Miss Maddow frequently brings on guests to argue with her, none more so than Mr. Buchanan.

He can exasperate her, and vice versa. To date, it hasn’t become nasty.

To a certain extent, Miss Maddow credits Mr. Buchanan with giving her television career a push. A few years ago, when Mr. Buchanan hosted a show at MSNBC, he remembered her and sought her out for work.

“I like debating things with Pat,” Miss Maddow says. “He’s funny and quick and intellectually coherent, even when his views are totally toxic.”

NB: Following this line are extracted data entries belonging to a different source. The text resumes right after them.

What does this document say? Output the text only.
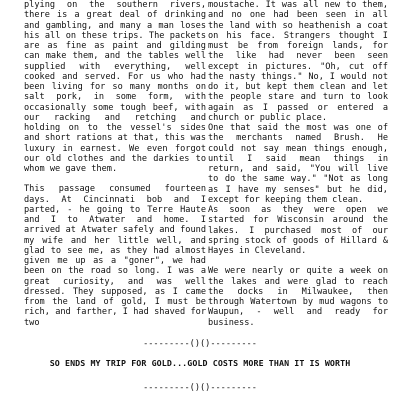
plying on the southern rivers, there is a great deal of drinking and gambling, and many a man loses his all on these trips. The packets are as fine as paint and gilding can make them, and the tables well supplied with everything, well cooked and served. For us who had been living for so many months on salt pork, in some form, with occasionally some tough beef, with our racking and retching and holding on to the vessel's sides and short rations at that, this was luxury in earnest. We even forgot our old clothes and the darkies to whom we gave them.

This passage consumed fourteen days. At Cincinnati bob and I parted, - he going to Terre Haute and I to Atwater and home. I arrived at Atwater safely and found my wife and her little well, and glad to see me, as they had almost given me up as a "goner", we had been on the road so long. I was a great curiosity, and was well dressed. They supposed, as I came from the land of gold, I must be rich, and farther, I had shaved for two

moustache. It was all new to them, and no one had been seen in all the land with so heathenish a coat on his face. Strangers thought I must be from foreign lands, for the like had never been seen except in pictures. "Oh, cut off the nasty things." No, I would not do it, but kept them clean and let the people stare and turn to look again as I passed or entered a church or public place.

One that said the most was one of the merchants named Brush. He could not say mean things enough, until I said mean things in return, and said, "You will live to do the same way." "Not as long as I have my senses" but he did, except for keeping them clean.

As soon as they were open we started for Wisconsin around the lakes. I purchased most of our spring stock of goods of Hillard & Hayes in Cleveland.

We were nearly or quite a week on the lakes and were glad to reach the docks in Milwaukee, then through Watertown by mud wagons to Waupun, - well and ready for business.

---------()()---------
SO ENDS MY TRIP FOR GOLD...GOLD COSTS MORE THAN IT IS WORTH
---------()()---------
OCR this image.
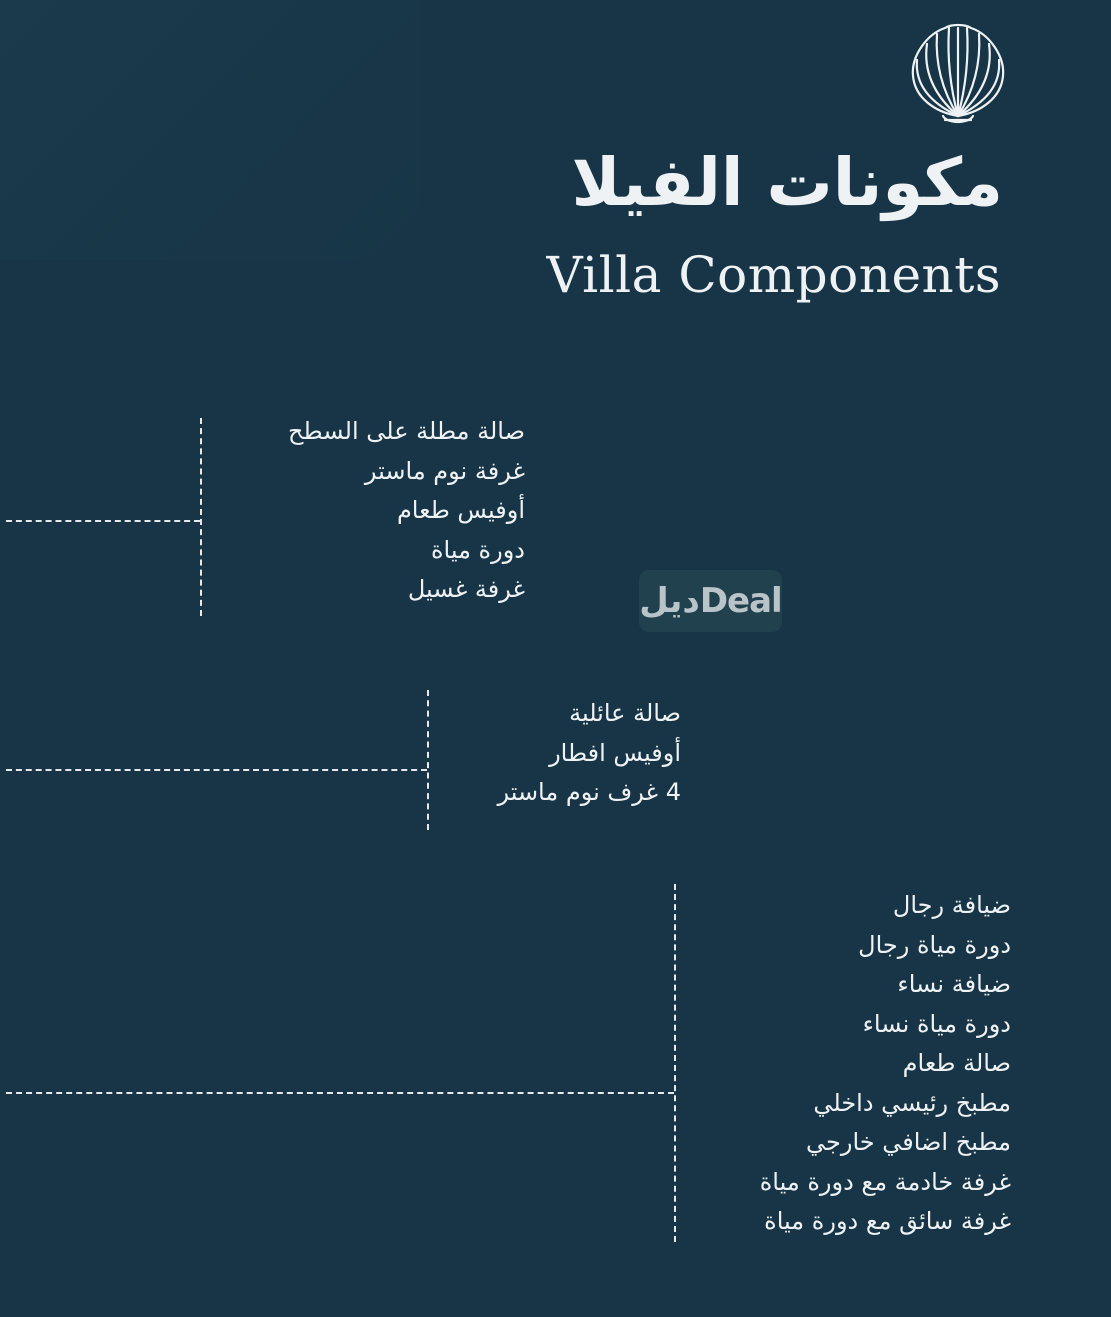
مكونات الفيلا
Villa Components
صالة مطلة على السطح
غرفة نوم ماستر
أوفيس طعام
دورة مياة
غرفة غسيل	ديلDeal
صالة عائلية
أوفيس افطار
4 غرف نوم ماستر
ضيافة رجال
دورة مياة رجال
ضيافة نساء
دورة مياة نساء
صالة طعام
مطبخ رئيسي داخلي
مطبخ اضافي خارجي
غرفة خادمة مع دورة مياة
غرفة سائق مع دورة مياة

Mr. Buchanan, via e-mail, said “Rachel and I get along fine” but didn’t elaborate because he prefers not to participate in feature stories about MSNBC shows. He’s a paid MSNBC contributor, but the cable network has become particularly noxious to Republicans, mostly because of Mr. Olbermann.

Mr. Griffin says he liked how Miss Maddow and Mr. Buchanan played off each other during MSNBC’s primary coverage in the spring. “They’re 180 degrees apart, but they like each other,” he says.

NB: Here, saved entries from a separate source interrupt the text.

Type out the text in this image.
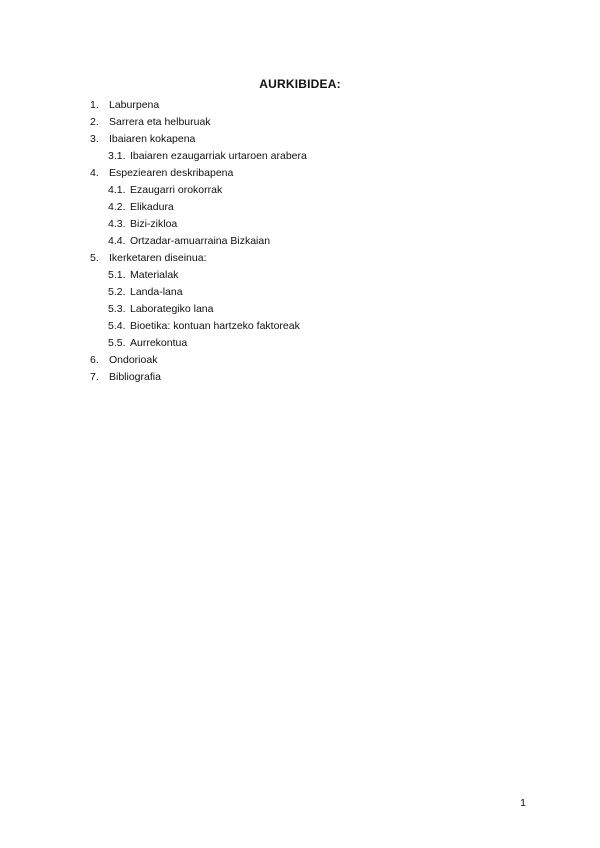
AURKIBIDEA:
1. Laburpena
2. Sarrera eta helburuak
3. Ibaiaren kokapena
3.1. Ibaiaren ezaugarriak urtaroen arabera
4. Espeziearen deskribapena
4.1. Ezaugarri orokorrak
4.2. Elikadura
4.3. Bizi-zikloa
4.4. Ortzadar-amuarraina Bizkaian
5. Ikerketaren diseinua:
5.1. Materialak
5.2. Landa-lana
5.3. Laborategiko lana
5.4. Bioetika: kontuan hartzeko faktoreak
5.5. Aurrekontua
6. Ondorioak
7. Bibliografia
1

Miss Maddow is still juggling several ideas, even with the fast start.

Her show completes the transformation of MSNBC, in prime time, into a politically liberal network; “Countdown” and “The Rachel Maddow Show” repeat in another two-hour block at 10 p.m. EST. That has caused some consternation at NBC News, where some think MSNBC has damaged the network’s reputation for impartiality. NBC was targeted for angry chants at the Republican convention, and Sen. John McCain’s campaign pointedly snubbed “NBC Nightly News” anchor Brian Williams by making Alaska Gov. Sarah Palin available for interviews with Charles Gibson of ABC and Katie Couric of CBS.

Mr. Griffin says the ratings prove that on cable, shows with a strong point of view have the best chance of success.

A board hanging in Miss Maddow’s NBC office is filled with scribbles, mostly indecipherable, of potential topics for her shows. It’s still so new that the nameplate outside is blank.

“I still haven’t really figured out when I’m supposed to be where and how to make sure there’s time in every day to do things like eat and sleep and read my e-mail,” she says.